Liberman says he’ll petition against ‘illegal’ Likud-UTJ budget agreement
Carrie Keller-Lynn is a political and legal correspondent for The Times of Israel

Yisrael Beytenu party chief Avigdor Liberman says his opposition party will petition the Knesset’s legal counsel to contest the coalition’s latest state budget deal, which enables handing over budget surpluses to Haredi party priorities.
“It’s blatantly illegal,” the former finance minister charges, speaking at the outset of his faction meeting at the Knesset.
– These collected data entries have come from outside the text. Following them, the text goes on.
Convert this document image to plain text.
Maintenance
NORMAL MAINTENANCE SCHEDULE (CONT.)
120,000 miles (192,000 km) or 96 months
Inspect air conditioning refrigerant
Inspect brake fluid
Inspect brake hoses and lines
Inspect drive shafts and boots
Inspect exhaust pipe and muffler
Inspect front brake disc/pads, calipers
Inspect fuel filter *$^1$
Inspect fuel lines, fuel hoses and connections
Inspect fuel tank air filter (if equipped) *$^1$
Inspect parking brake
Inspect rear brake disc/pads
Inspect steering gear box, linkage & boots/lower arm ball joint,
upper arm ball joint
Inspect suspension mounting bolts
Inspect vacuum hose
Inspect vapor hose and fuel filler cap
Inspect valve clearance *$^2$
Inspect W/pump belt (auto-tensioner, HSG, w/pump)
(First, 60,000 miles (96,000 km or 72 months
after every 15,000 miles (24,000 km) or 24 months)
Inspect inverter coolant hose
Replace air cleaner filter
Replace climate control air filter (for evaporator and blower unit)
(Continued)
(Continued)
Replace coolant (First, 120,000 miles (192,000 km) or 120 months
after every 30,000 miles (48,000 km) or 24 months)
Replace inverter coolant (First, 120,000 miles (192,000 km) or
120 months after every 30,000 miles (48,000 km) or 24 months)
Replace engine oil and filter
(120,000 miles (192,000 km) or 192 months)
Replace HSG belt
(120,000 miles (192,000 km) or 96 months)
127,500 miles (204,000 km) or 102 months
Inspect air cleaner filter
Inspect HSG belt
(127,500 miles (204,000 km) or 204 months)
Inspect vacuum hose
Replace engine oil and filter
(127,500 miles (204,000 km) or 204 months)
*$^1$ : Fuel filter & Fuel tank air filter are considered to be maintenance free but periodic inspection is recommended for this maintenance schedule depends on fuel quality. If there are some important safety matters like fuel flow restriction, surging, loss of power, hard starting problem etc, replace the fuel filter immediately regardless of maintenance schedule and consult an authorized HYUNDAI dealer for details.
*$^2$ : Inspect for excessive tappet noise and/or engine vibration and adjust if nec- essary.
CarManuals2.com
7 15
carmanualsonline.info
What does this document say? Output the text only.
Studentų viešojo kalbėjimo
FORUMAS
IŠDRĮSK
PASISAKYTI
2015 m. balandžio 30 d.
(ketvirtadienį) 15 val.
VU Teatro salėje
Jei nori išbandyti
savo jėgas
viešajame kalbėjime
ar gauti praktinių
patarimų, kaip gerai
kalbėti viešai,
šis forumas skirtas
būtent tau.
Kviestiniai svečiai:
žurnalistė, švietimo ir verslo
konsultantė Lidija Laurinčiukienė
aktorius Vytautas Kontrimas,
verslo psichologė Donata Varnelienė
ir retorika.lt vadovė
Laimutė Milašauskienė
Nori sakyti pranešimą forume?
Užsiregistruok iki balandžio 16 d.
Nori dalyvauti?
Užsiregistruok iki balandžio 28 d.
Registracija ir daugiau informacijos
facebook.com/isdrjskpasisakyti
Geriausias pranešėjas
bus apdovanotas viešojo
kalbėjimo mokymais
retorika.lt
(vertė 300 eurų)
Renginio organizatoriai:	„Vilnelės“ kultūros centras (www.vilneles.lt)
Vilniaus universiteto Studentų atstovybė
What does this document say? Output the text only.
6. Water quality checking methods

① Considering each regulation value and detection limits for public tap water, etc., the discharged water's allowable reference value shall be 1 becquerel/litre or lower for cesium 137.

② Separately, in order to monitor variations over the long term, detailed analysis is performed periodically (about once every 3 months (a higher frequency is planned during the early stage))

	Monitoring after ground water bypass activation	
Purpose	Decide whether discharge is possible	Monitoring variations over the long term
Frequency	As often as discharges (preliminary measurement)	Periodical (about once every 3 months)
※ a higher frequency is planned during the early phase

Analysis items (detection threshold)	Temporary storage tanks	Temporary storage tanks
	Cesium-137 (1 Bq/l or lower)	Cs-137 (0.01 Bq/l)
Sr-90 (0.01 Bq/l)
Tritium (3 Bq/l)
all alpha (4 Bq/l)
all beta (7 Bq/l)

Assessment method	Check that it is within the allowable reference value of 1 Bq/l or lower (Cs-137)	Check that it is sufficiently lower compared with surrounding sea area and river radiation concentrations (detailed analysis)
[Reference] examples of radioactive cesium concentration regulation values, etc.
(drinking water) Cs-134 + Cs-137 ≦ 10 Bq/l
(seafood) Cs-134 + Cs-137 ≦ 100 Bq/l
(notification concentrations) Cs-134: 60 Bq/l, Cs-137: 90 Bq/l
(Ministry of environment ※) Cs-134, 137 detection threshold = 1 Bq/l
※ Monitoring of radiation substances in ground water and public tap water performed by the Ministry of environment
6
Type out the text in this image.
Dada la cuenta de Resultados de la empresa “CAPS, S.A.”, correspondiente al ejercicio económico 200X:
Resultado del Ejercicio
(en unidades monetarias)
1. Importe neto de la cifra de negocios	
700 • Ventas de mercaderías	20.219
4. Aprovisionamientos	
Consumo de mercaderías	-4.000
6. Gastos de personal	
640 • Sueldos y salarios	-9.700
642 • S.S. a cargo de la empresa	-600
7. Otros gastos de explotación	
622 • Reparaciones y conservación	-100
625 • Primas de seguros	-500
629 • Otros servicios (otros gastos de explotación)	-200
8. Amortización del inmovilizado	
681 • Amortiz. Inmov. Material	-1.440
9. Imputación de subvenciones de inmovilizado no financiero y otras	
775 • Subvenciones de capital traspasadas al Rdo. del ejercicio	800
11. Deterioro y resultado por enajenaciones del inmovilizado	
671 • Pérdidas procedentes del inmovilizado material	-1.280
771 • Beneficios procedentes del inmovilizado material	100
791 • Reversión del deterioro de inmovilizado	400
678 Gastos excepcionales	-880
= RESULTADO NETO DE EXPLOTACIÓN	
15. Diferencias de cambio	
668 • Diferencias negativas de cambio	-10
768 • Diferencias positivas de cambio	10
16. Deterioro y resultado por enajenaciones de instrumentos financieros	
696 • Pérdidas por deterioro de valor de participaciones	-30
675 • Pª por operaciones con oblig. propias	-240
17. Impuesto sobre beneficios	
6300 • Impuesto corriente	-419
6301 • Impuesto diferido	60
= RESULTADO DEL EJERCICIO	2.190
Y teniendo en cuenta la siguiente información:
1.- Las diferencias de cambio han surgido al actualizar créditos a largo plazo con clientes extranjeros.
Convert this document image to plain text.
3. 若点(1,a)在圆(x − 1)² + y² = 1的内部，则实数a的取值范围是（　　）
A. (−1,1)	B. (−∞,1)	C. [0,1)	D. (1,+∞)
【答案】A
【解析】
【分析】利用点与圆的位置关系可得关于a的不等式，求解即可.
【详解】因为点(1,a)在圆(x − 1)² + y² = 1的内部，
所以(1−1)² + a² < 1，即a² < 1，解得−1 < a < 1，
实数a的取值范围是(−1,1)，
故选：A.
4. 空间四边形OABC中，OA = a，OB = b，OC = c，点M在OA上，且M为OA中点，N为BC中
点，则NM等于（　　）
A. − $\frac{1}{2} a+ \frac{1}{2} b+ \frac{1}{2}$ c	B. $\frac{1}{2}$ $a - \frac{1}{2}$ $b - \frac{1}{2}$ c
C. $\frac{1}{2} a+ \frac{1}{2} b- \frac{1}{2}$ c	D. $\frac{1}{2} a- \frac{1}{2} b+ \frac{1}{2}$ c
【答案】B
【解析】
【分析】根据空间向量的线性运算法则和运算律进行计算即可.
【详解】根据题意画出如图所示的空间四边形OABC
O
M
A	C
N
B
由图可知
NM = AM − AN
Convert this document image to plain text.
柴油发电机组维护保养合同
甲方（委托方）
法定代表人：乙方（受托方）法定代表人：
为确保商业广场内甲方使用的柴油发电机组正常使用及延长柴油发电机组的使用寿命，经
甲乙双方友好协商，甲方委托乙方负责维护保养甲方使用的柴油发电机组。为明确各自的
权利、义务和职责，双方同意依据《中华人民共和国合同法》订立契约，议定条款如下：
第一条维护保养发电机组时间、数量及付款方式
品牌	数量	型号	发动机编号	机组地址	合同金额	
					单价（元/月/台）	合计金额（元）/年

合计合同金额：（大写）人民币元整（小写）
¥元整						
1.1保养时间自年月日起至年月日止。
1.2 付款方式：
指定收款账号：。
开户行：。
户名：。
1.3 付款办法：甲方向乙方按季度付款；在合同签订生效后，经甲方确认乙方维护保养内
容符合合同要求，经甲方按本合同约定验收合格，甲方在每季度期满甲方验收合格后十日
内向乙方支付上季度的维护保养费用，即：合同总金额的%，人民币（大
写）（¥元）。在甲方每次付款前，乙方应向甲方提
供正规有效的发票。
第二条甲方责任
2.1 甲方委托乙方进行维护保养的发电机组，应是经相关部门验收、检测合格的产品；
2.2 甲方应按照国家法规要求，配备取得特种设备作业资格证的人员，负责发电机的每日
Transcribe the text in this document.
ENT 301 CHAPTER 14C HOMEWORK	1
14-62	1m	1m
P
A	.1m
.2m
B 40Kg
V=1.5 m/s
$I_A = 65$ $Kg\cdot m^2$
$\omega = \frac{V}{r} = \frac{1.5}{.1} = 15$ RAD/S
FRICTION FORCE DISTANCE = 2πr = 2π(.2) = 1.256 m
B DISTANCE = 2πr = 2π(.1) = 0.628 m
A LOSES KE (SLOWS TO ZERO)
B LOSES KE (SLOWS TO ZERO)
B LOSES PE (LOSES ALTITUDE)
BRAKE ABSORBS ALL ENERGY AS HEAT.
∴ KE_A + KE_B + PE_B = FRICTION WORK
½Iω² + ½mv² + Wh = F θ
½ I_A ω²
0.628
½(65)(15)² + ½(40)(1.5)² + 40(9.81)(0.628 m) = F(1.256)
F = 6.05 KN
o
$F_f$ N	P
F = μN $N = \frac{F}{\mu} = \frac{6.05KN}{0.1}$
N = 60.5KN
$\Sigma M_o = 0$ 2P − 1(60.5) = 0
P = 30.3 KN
Hours after the Knesset began plenum discussions on the budget earlier today, Prime Minister Benjamin Netanyahu and Finance Minister Bezalel Smotrich quelled a rebellion on part of some ultra-Orthodox politicians by promising they can use existing budgetary allocations to pay out a retroactive stipend to yeshiva students, as well as using Haredi school budgetary surpluses to further pump up assistance to religious scholars.
Liberman, who over the past few years has been fiercely critical of the ultra-Orthodox community’s under-participation in the workforce and the military, slams the budget for providing “negative incentives” to join or prepare for the workforce.
The budget in general, he says, is “a giant black mark that pollutes all of the professional economic decision-making in Israel.”